Czy da się pokochać kogoś ze snu? To pytanie już chyba padło, prawda? Nie, to nie jest recenzja pierwszego tomu, choć nadal mamy dużo magii, romantyzmu i miłości.
Trudno opisać drugi tom tak, by nie zdradzić części fabuły z pierwszego. Dlatego na tym etapie napiszę, że należy przeczytać pierwszy, by zrozumieć i mieć radość z drugiego. A teraz proszę osoby, które nie czytały pierwszej części o nieczytanie dalej.
Nina się zmienia, próbuje wyjść ze swej skorupy, choć wcale nie jest to łatwe. Ma jednak przy sobie przyjaciół. Choć i oni idą dalej, bo świat nie stoi w miejscu. I to z jednej strony jest dla Niny błogosławieństwo, bo czas może nie leczy ran, ale pomaga na tęsknotę, ale jednocześnie przekleństwo, bo przydałoby się iść dalej. To piękna opowieść o wierności, nawet po śmierci, o próbie układania sobie życia bez zamykania rozdziału. To też opowieść o próbie zawierzenia drugiej osobie i o ogromnej dozie niepewności, którą można nosić w sobie. Nina ma podwójny powód, jest wszak czarownicą, a słowa babci o tym, że czarownice mają problem z prawdziwym uczuciem, cały czas tkwią w jej pamięci. Zawsze z tyłu głowy jest myśl, że ktoś został zaczarowany. A Kordian nie popuszcza. Dodatkowo niepewność budzą obrazy mężczyzny. I choć wierzy mu, że ją wyśnił, to całość jest naprawdę nie z tej ziemi.

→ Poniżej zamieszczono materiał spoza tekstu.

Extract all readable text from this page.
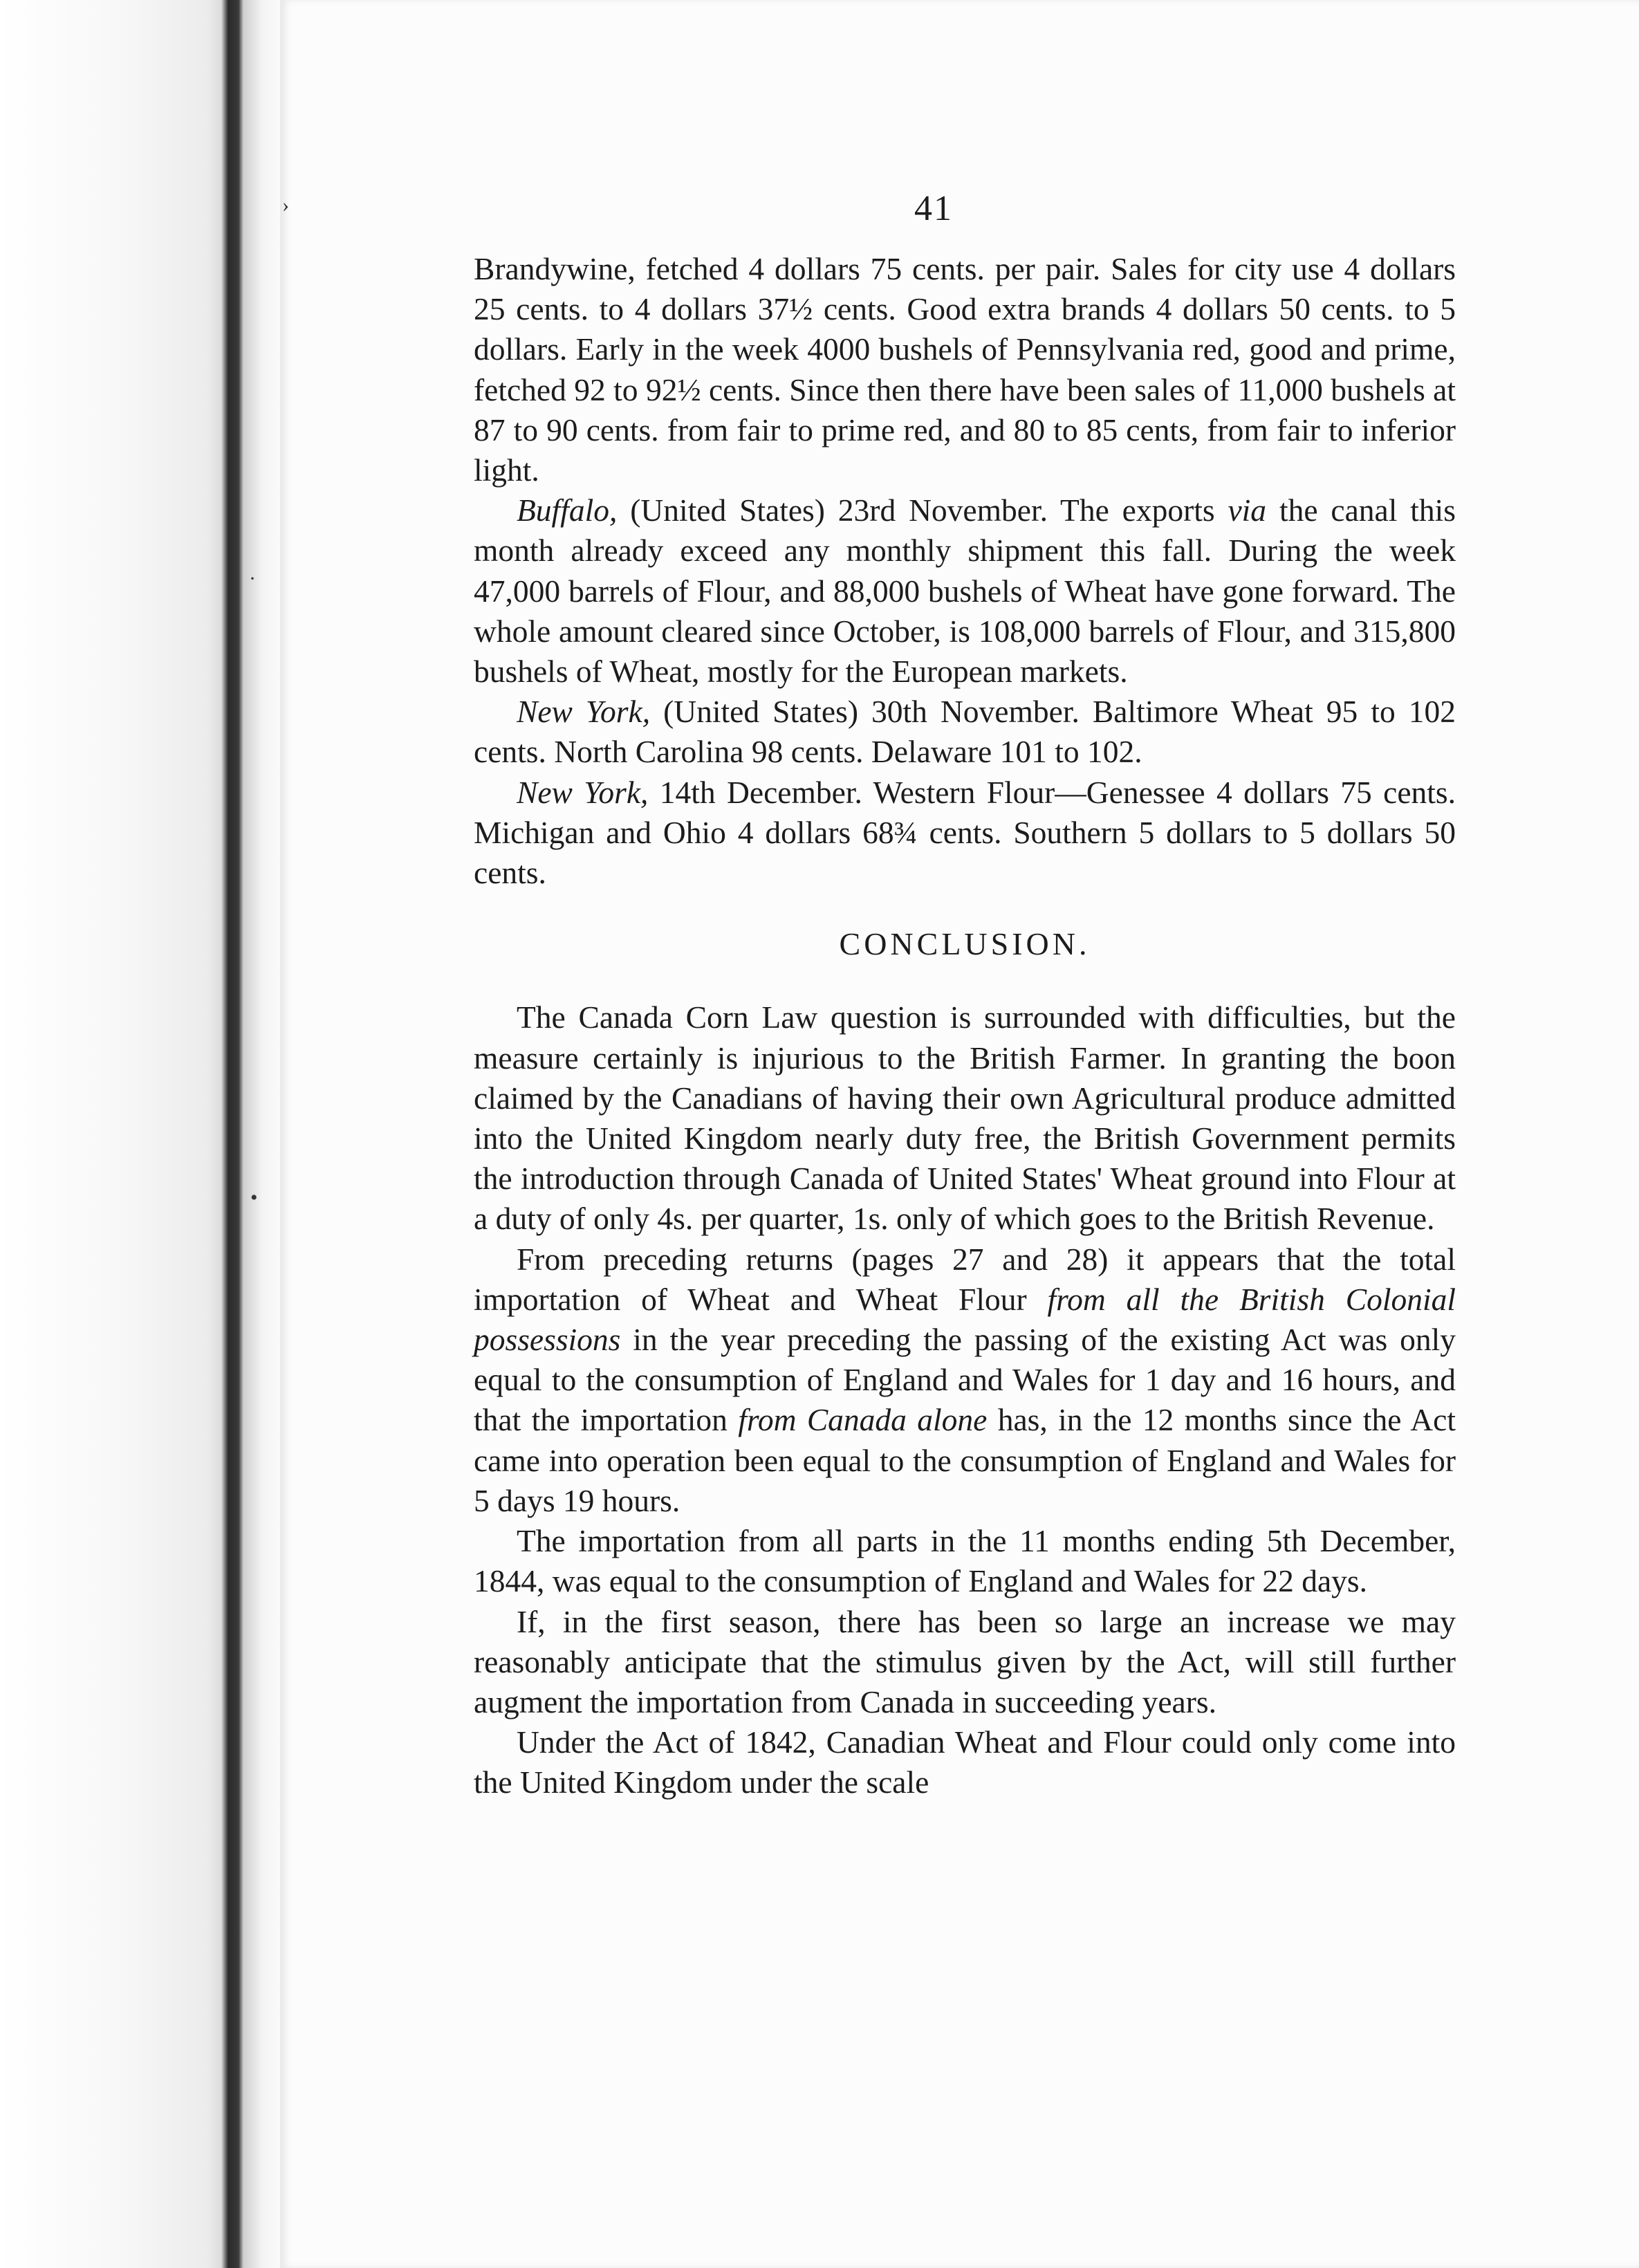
›
·
•
41

Brandywine, fetched 4 dollars 75 cents. per pair. Sales for city use 4 dollars 25 cents. to 4 dollars 37½ cents. Good extra brands 4 dollars 50 cents. to 5 dollars. Early in the week 4000 bushels of Pennsylvania red, good and prime, fetched 92 to 92½ cents. Since then there have been sales of 11,000 bushels at 87 to 90 cents. from fair to prime red, and 80 to 85 cents, from fair to inferior light.

Buffalo, (United States) 23rd November. The exports via the canal this month already exceed any monthly shipment this fall. During the week 47,000 barrels of Flour, and 88,000 bushels of Wheat have gone forward. The whole amount cleared since October, is 108,000 barrels of Flour, and 315,800 bushels of Wheat, mostly for the European markets.

New York, (United States) 30th November. Baltimore Wheat 95 to 102 cents. North Carolina 98 cents. Delaware 101 to 102.

New York, 14th December. Western Flour—Genessee 4 dollars 75 cents. Michigan and Ohio 4 dollars 68¾ cents. Southern 5 dollars to 5 dollars 50 cents.

CONCLUSION.

The Canada Corn Law question is surrounded with difficulties, but the measure certainly is injurious to the British Farmer. In granting the boon claimed by the Canadians of having their own Agricultural produce admitted into the United Kingdom nearly duty free, the British Government permits the introduction through Canada of United States' Wheat ground into Flour at a duty of only 4s. per quarter, 1s. only of which goes to the British Revenue.

From preceding returns (pages 27 and 28) it appears that the total importation of Wheat and Wheat Flour from all the British Colonial possessions in the year preceding the passing of the existing Act was only equal to the consumption of England and Wales for 1 day and 16 hours, and that the importation from Canada alone has, in the 12 months since the Act came into operation been equal to the consumption of England and Wales for 5 days 19 hours.

The importation from all parts in the 11 months ending 5th December, 1844, was equal to the consumption of England and Wales for 22 days.

If, in the first season, there has been so large an increase we may reasonably anticipate that the stimulus given by the Act, will still further augment the importation from Canada in succeeding years.

Under the Act of 1842, Canadian Wheat and Flour could only come into the United Kingdom under the scale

To nie jest książka dla osób, które nie wierzą w zjawiska nadprzyrodzone. Nie znajdą w niej przyjemności, choć z mojej strony serdecznie zachęcam je do sięgnięcia po ?W blasku dnia?. Wszak miłość też ma w sobie magię, a o niej chętnie czytamy. Dla mnie ta powieść jest, jak z bajki, ale takiej, w której bez problemu można się znaleźć. To nie jest wielka magia, raczej jej subtelna odmiana, wnosząca nadzieję, radość i promienie słońca w szarą rzeczywistość. A jednocześnie jest szalenie życiowa, bo każdy z nas może się borykać ze stratą, odrzuceniem, czy wykorzystaniem przez innych. Ten tom jest ogromnie emocjonalny. Rodzi mnóstwo pytań. Czy można być szczęśliwym, jak już kiedyś miało się szczęście na własność? Jak zbudować życie, kiedy runęło, zanim naprawdę się zaczęło? Dodatkowo autorka nie oszczędza swoich bohaterów, a końcówka zrodziła we mnie naprawdę brzydkie uczucia. Tak się nie robi, nie wolno tak traktować swoich bohaterów i czytelników. Myślałam, że serce mi wyskoczy. Jednak dla mnie to też taki moment przełomowy, takie odczarowanie rzeczywistości, gdy wszystko wskakuje na swoje tory. Bez tego nie byłoby pełnego zamknięcia historii.
Będę wracać do historii Niny. By poczuć magię, by znaleźć odpowiedzi na pytania, które pojawiają się na różnych etapach życia, by poczuć, że zawsze jest jakieś wyjście. A sceptykom powiem, że każda bajka ma ziarno prawdy.